Data centers et pression énergétique
Les data centers font face à des défis croissants en matière de durabilité, liés à une consommation d’électricité et d’eau élevée, fortement accentuée par la montée en puissance de l’intelligence artificielle. Selon l’International Energy Agency, leur demande mondiale d’électricité pourrait plus que doubler d’ici 2030 pour atteindre environ 945TWh (l’équivalent de la consommation électrique actuelle du Japon), exerçant une pression accrue sur les réseaux et renforçant les risques de transition à court terme dans certaines régions. En réponse, la réglementation pousse de plus en plus en plus les opérateurs à adosser une partie de leur consommation à des sources d’électricités décarbonées (comme en Allemagne et en Chine) ou à renforcer les exigences de reporting en matière d’efficacité énergétique et de durabilité, notamment en Europe et en Australie.

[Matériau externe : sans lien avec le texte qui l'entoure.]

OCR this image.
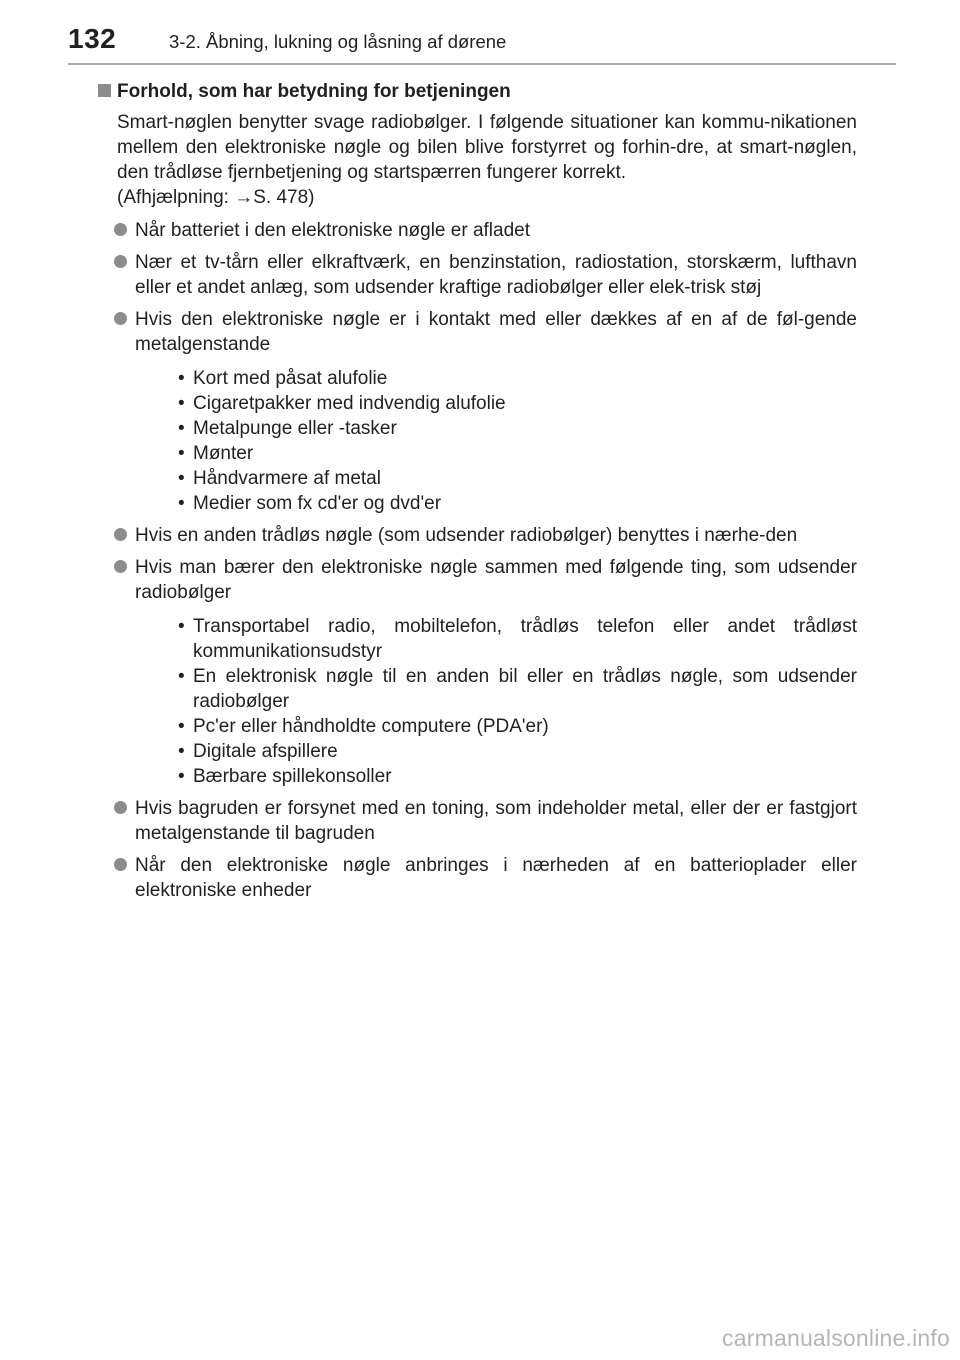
132	3-2. Åbning, lukning og låsning af dørene
Forhold, som har betydning for betjeningen

Smart-nøglen benytter svage radiobølger. I følgende situationer kan kommu-nikationen mellem den elektroniske nøgle og bilen blive forstyrret og forhin-dre, at smart-nøglen, den trådløse fjernbetjening og startspærren fungerer korrekt.

(Afhjælpning: →S. 478)
Når batteriet i den elektroniske nøgle er afladet
Nær et tv-tårn eller elkraftværk, en benzinstation, radiostation, storskærm, lufthavn eller et andet anlæg, som udsender kraftige radiobølger eller elek-trisk støj
Hvis den elektroniske nøgle er i kontakt med eller dækkes af en af de føl-gende metalgenstande
• Kort med påsat alufolie
• Cigaretpakker med indvendig alufolie
• Metalpunge eller -tasker
• Mønter
• Håndvarmere af metal
• Medier som fx cd'er og dvd'er
Hvis en anden trådløs nøgle (som udsender radiobølger) benyttes i nærhe-den
Hvis man bærer den elektroniske nøgle sammen med følgende ting, som udsender radiobølger
• Transportabel radio, mobiltelefon, trådløs telefon eller andet trådløst kommunikationsudstyr
• En elektronisk nøgle til en anden bil eller en trådløs nøgle, som udsender radiobølger
• Pc'er eller håndholdte computere (PDA'er)
• Digitale afspillere
• Bærbare spillekonsoller
Hvis bagruden er forsynet med en toning, som indeholder metal, eller der er fastgjort metalgenstande til bagruden
Når den elektroniske nøgle anbringes i nærheden af en batterioplader eller elektroniske enheder
carmanualsonline.info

Marché des obligations durables : Chili et Italie en tête
Le Chili est revenu sur le marché des obligations durables en janvier 2026 avec un Sustainability-Linked Bonds (SLB) d'une durée de 10 ans de 1,5 Md€. Il s'agit de la première SLB à proposer un indicateur clé de performance (KPI) lié à la biodiversité. Le Chili est le premier pays à avoir émis des obligations dans tous les formats durables possibles (Vertes, Sociales, Durables et SLBs).
L’Italie est également revenue sur le marché des obligations vertes en janvier, avec un 5eme BTP Green pour 10 Md€ (soit un total de 70 Md€ de green bonds pour le pays), dont les fonds seront utilisés pour financer des projets et infrastructures liés au climat. Le département du Trésor devrait revenir sur le marché des obligations vertes cette année et devrait émettre entre 9 et 13 Md€ de BTP Green au total, d’ici fin 2026.
Le chiffre du mois
< 3 %
Proportion des émissions mondiales de CO2 attribuée à l’aviation
Source : Bloomberg, janvier 2026
Le graphique du mois
Impact de CORSIA sur l'aviation internationale et la réduction de l'empreinte carbone
En 2024, les 10 plus grands groupes aériens ont émis près de 138 millions de tonnes de CO₂ sous le régime CORSIA, pour un coût de compensation estimé à environ 383 millions de dollars.